According to the Julian or Old Style calendar, St. Lucy blinded herself on the WINTER SOLSTICE—the shortest, darkest day of the year. When the Vikings were converted to Christianity, they adopted the Italian saint as the day's patroness because her name, Lucia, meant “light.” To the sun-starved inhabitants of Sweden, Norway, Finland, and Denmark, this was the joyful day after which winter began yielding to spring, and they brought to it many of their pagan light and fire customs (see CANDLES). Their belief in the saint's power to break winter's spell gave rise to the popular folk custom of writing her name on doors and fences, along with the drawing of a girl, in the hope that Lucia would drive winter away.
The basis of saint day remembrances—for. St. Lucy as well as other saints—is found in ancient Roman tradition. On the anniversary of a death, families would share a ritual meal at the grave site of an ancestor. This practice was adopted by Christians who began observing a ritual meal on the death anniversary of ancestors in the faith, especially martyrs. As a result, most Christian saint days are associated with the death of the saint. There are three important exceptions. John the Baptist, the Virgin Mary, and Jesus are honored on their nativities (birthdays). Many who suffered martyrdom are remembered on saint days in the calendars of several Orthodox, Catholic, and Protestant sects.
In Sweden, where St. Lucy's Day is known as Luciadagen, it marks the official start of the CHRISTMAS season. Before sunrise on December 13, the oldest (or, in some cases, the prettiest) girl in the house goes among the sleeping family members dressed in a white robe with a red sash and wearing a metal crown covered with whortleberry (sometimes lingonberry) leaves and encircled by nine lighted CANDLES. The younger girls also dress in white and wear haloes of glittering tinsel. The boys—known as Starngossar or Star Boys—wear white robes and tall coneshaped hats made of silver paper, and they carry star-topped scepters. The “Lucia Bride,” as she is called, leads the Star Boys and younger girls through the house, awakening the rest of the family by singing a special song and bringing them coffee and buns (see LUCIA CATS).
The Lucy celebrations were brought to the United States by Swedish immigrants, whose customs survive in Swedish-American communities throughout the country. Chicago holds a major city wide festival on the afternoon of December 13 each year at the downtown Chicago Civic Center. A similar celebration takes place in Philadelphia, with Swedish Christmas songs, folk dances, and a procession of Lucia brides.

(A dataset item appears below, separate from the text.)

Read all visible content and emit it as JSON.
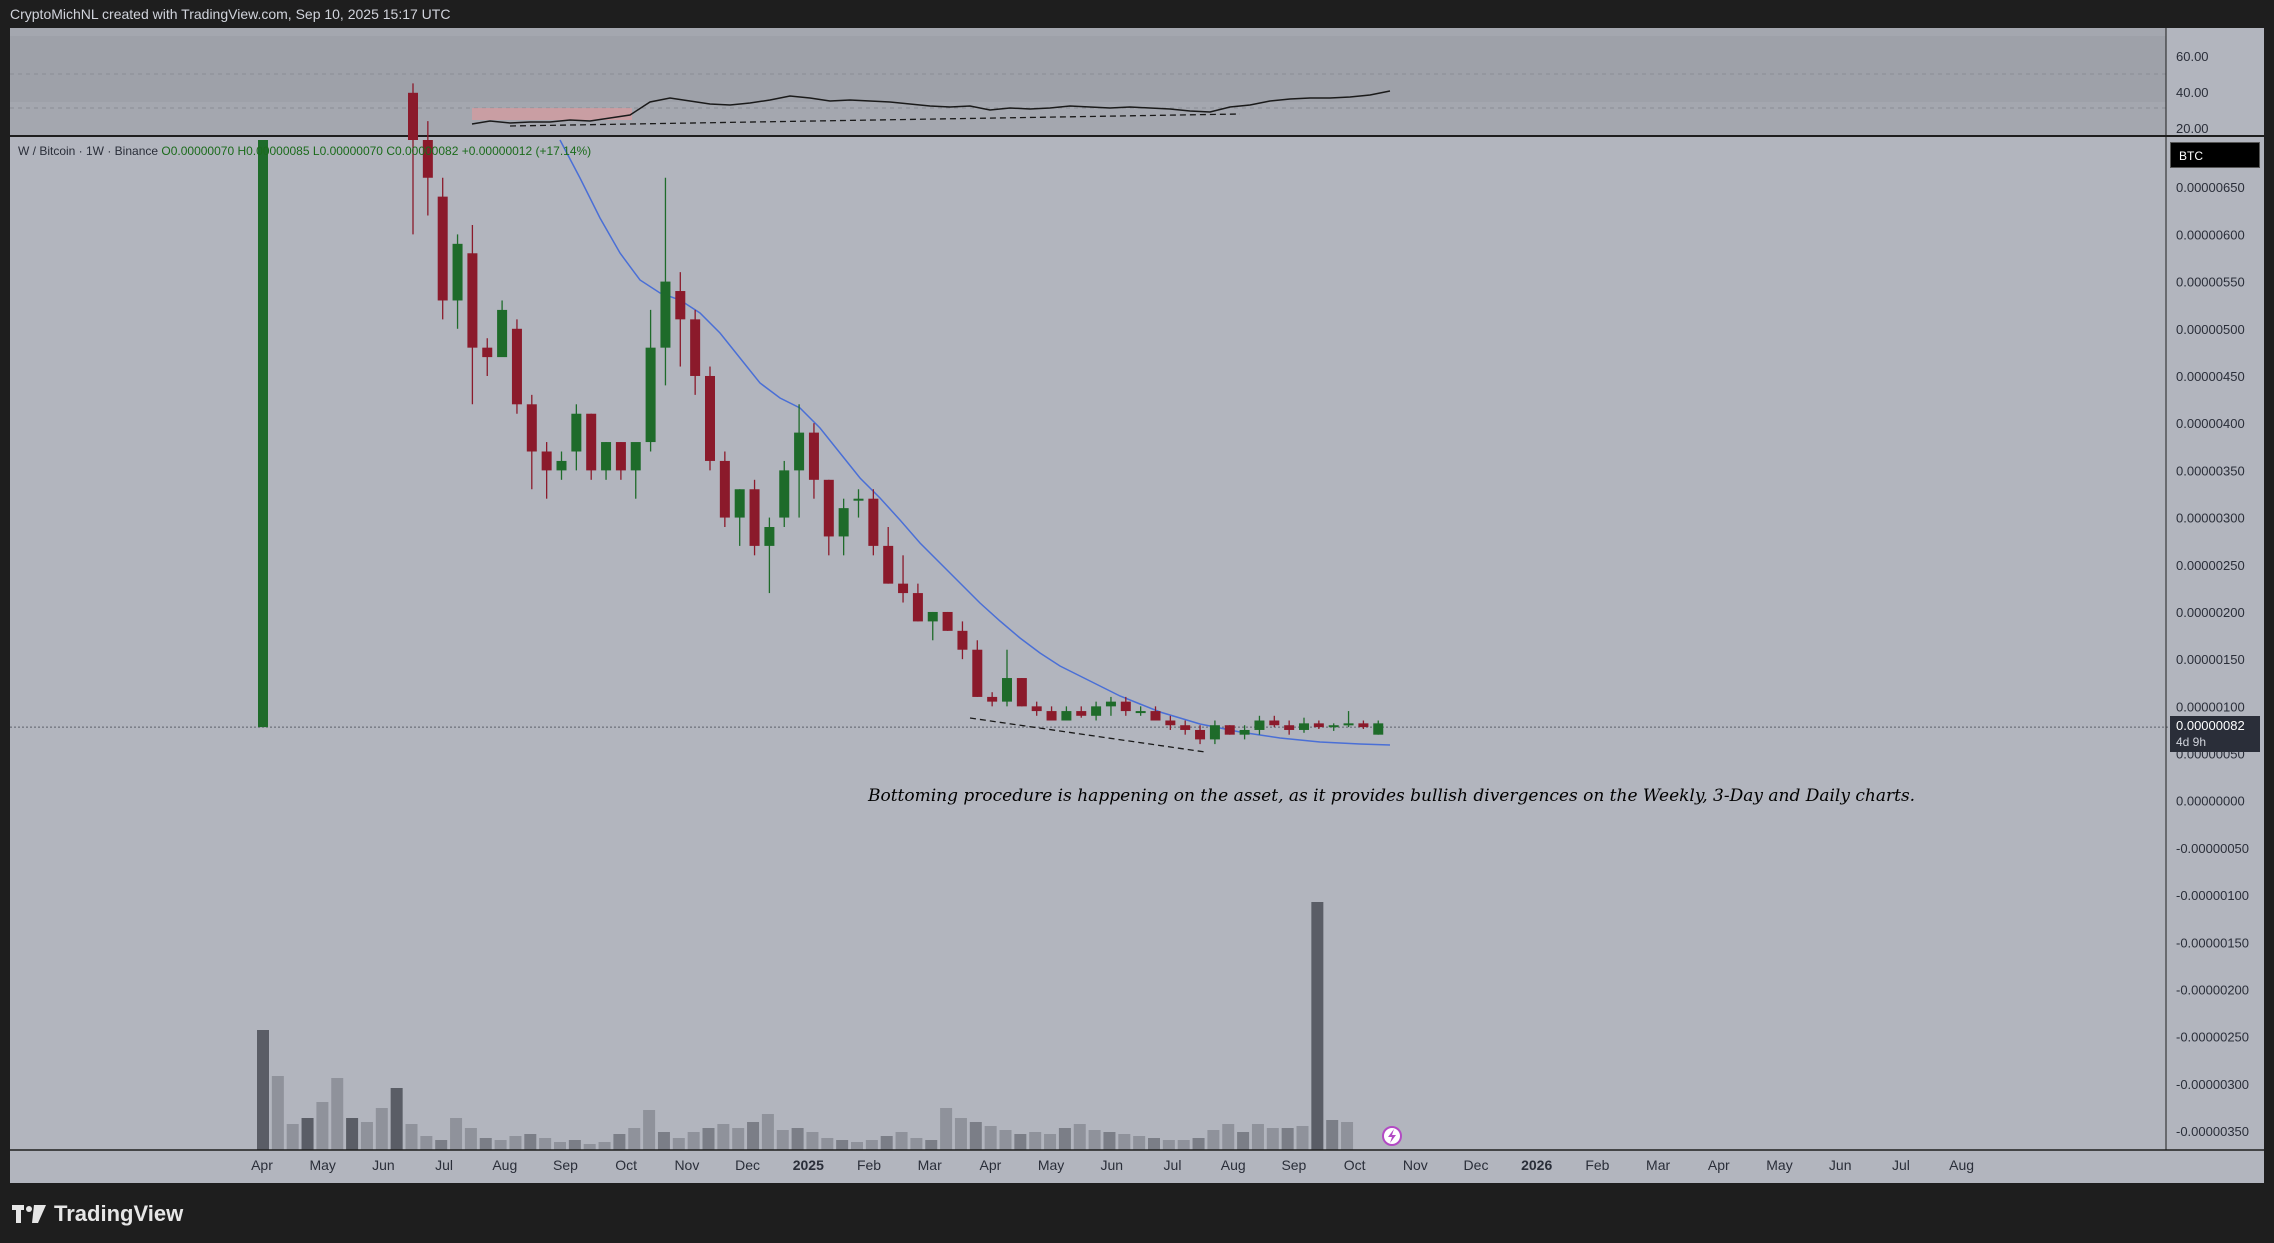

The bonfires traditionally kindled on the WINTER SOLSTICE were designed to encourage the return of the sun at the darkest time of year. Even after the arrival of Christianity and the New Style calendar, light and fire were considered an essential part of St. Lucy's Day observations. The candles that the Lucia bride wears in her crown are one of the forms of light associated with this holiday. It was also common at one time for people to keep candles burning in their homes all day on December 13. Although St. Lucy's Day now falls several days before the solstice, it is still associated with light and the lengthening days.
St. Lucy is often shown carrying her eyes on a platter, although there is no support for this in early accounts of her life. The eyes are a familiar symbol associated with the saint, however, and they serve as a good example of how a symbolic idea can be converted into a fact. Her name in Latin, Lucia, comes from lux, meaning “light.” St. Lucy was often invoked by the blind for this reason, and eventually this gave rise to the story that she blinded herself by gouging out her eyes. Both the eyes and the lamp that Lucy is often shown carrying symbolize her divine light and wisdom.
Special buns are served on the morning of December 13. Although they come in a variety of shapes, the most popular are the Lussekatter or “Lucia cats,” with raisins for eyes and baked dough that curls up at either end.
Cats have been a symbol of good luck since ancient times. They were also used as a sign to keep the devil out of the house, because he was believed to appear in the form of a cat.